St. Louis Casino Real Estate Monopoly Receives Approval

  • Gaming and Leisure Properties Inc. is now the sole landlord of the six casinos in St. Louis
  • The GLPI acquisition of Lumière Place casino was approved by the Missouri Gaming Commission
  • The monopoly is not considered anti-competitive because GLPI has no role in casino operations
Monopoly board
The Missouri Gaming Commission has given Gaming and Leisure Properties a monopoly on casino real estate in St. Louis through its approval of the Lumière Place casino sale. [Image:]

Change of mind

The Missouri Gaming Commission (MGC) voted 4-1 in favor of letting Eldorado Resorts sell the Lumière Place real estate assets to an entity controlled by Gaming and Leisure Properties Inc. (GLPI). As a result of the June 24 decision, GLPI is now the sole landlord of the St. Louis area’s six casinos.

Eldorado originally took ownership of the Lumière Place Casino in 2018 after acquiring Tropicana Entertainment for $1.85bn. 

regulators objected because of monopoly concerns

The plan at the time was for Eldorado to sell all of the real estate from the properties it acquired in the Tropicana deal to GLPI for $1.21bn. Eldorado was then going to lease the properties back from GLPI, but regulators objected because of monopoly concerns.

As per the MGC, Eldorado will make an investment of at least $12.5m in the Lumière Place Casino within five years of the GLPI deal officially closing. 

Reasons behind the u-turn

The only MGC commissioner to vote against the deal on Wednesday was Dan Finney. He said: “The commission I was with before, all the commissioners were concerned about giving GLPI a monopoly.”

The other four commissioners that voted in favor of the deal were not part of the commission when it rejected the Eldorado/GLPI agreement in 2018.

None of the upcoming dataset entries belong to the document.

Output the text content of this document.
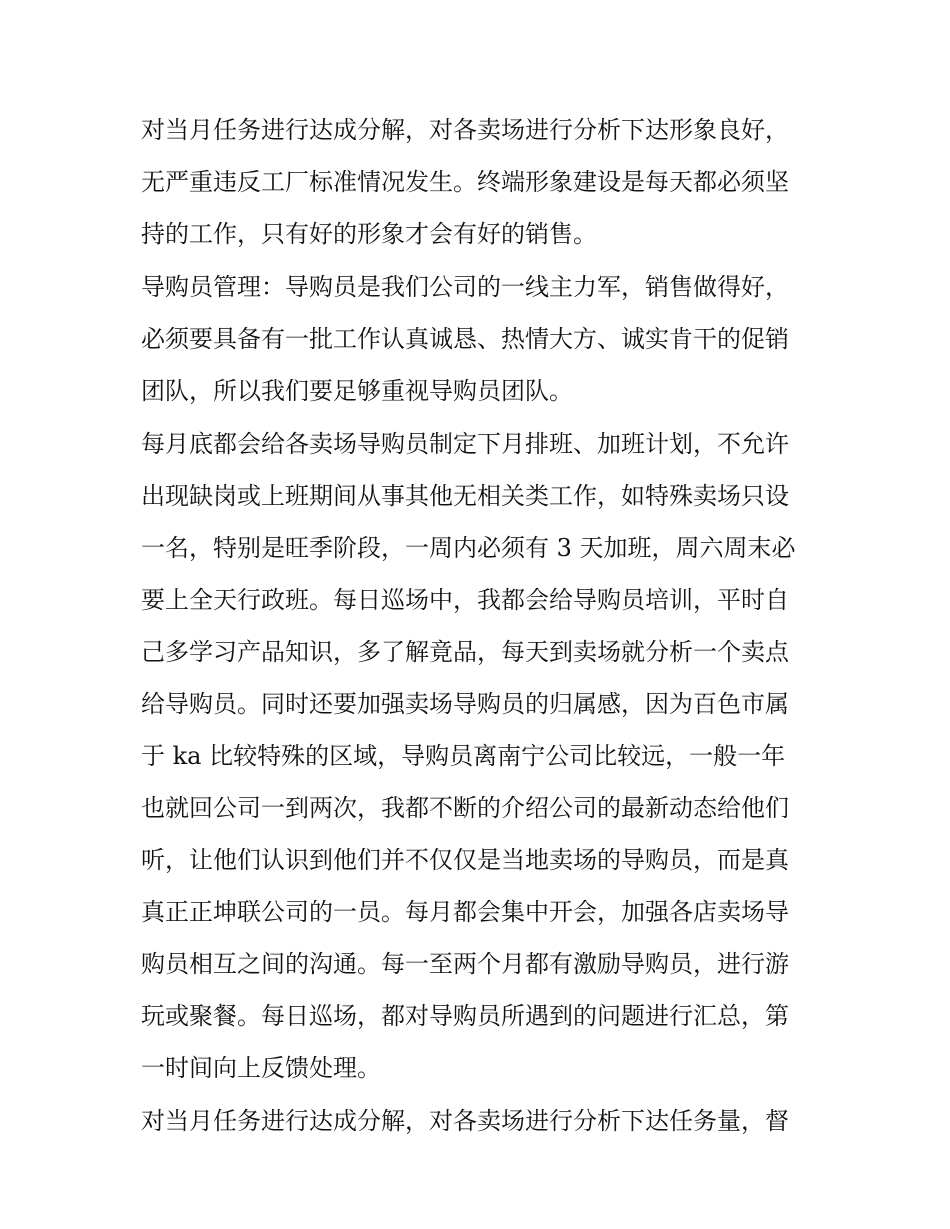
对当月任务进行达成分解，对各卖场进行分析下达形象良好，
无严重违反工厂标准情况发生。终端形象建设是每天都必须坚
持的工作，只有好的形象才会有好的销售。

导购员管理：导购员是我们公司的一线主力军，销售做得好，
必须要具备有一批工作认真诚恳、热情大方、诚实肯干的促销
团队，所以我们要足够重视导购员团队。

每月底都会给各卖场导购员制定下月排班、加班计划，不允许
出现缺岗或上班期间从事其他无相关类工作，如特殊卖场只设
一名，特别是旺季阶段，一周内必须有 3 天加班，周六周末必
要上全天行政班。每日巡场中，我都会给导购员培训，平时自
己多学习产品知识，多了解竟品，每天到卖场就分析一个卖点
给导购员。同时还要加强卖场导购员的归属感，因为百色市属
于 ka 比较特殊的区域，导购员离南宁公司比较远，一般一年
也就回公司一到两次，我都不断的介绍公司的最新动态给他们
听，让他们认识到他们并不仅仅是当地卖场的导购员，而是真
真正正坤联公司的一员。每月都会集中开会，加强各店卖场导
购员相互之间的沟通。每一至两个月都有激励导购员，进行游
玩或聚餐。每日巡场，都对导购员所遇到的问题进行汇总，第
一时间向上反馈处理。

对当月任务进行达成分解，对各卖场进行分析下达任务量，督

gaming real estate investment trusts have no involvement in the daily operations of the casinos

The reason why the GLPI real estate monopoly is not deemed to be anti-competitive is because gaming real estate investment trusts have no involvement in the daily operations of the casinos. Five area casinos are under the management of separate operators Boyd Gaming, Penn National, and Eldorado, while the Casino Queen facility is controlled by employees.

Other nearby GLPI properties

GLPI was originally spun off from casino company Penn National Gaming in 2013, with Penn National being GLPI’s biggest tenant. GLPI owns most of Penn National’s real estate assets. 

GLPI has been the long-time owner of the Ameristar St Charles and Casino Queen properties. After Penn National Gaming acquired Pinnacle Entertainment in 2018, the River City Casino in Lemay became a part of GLPI’s portfolio.

Penn National has operated the Casino Argosy Alton since 2004 and Hollywood Casino in Maryland Heights since 2012. Both are now owned by GLPI.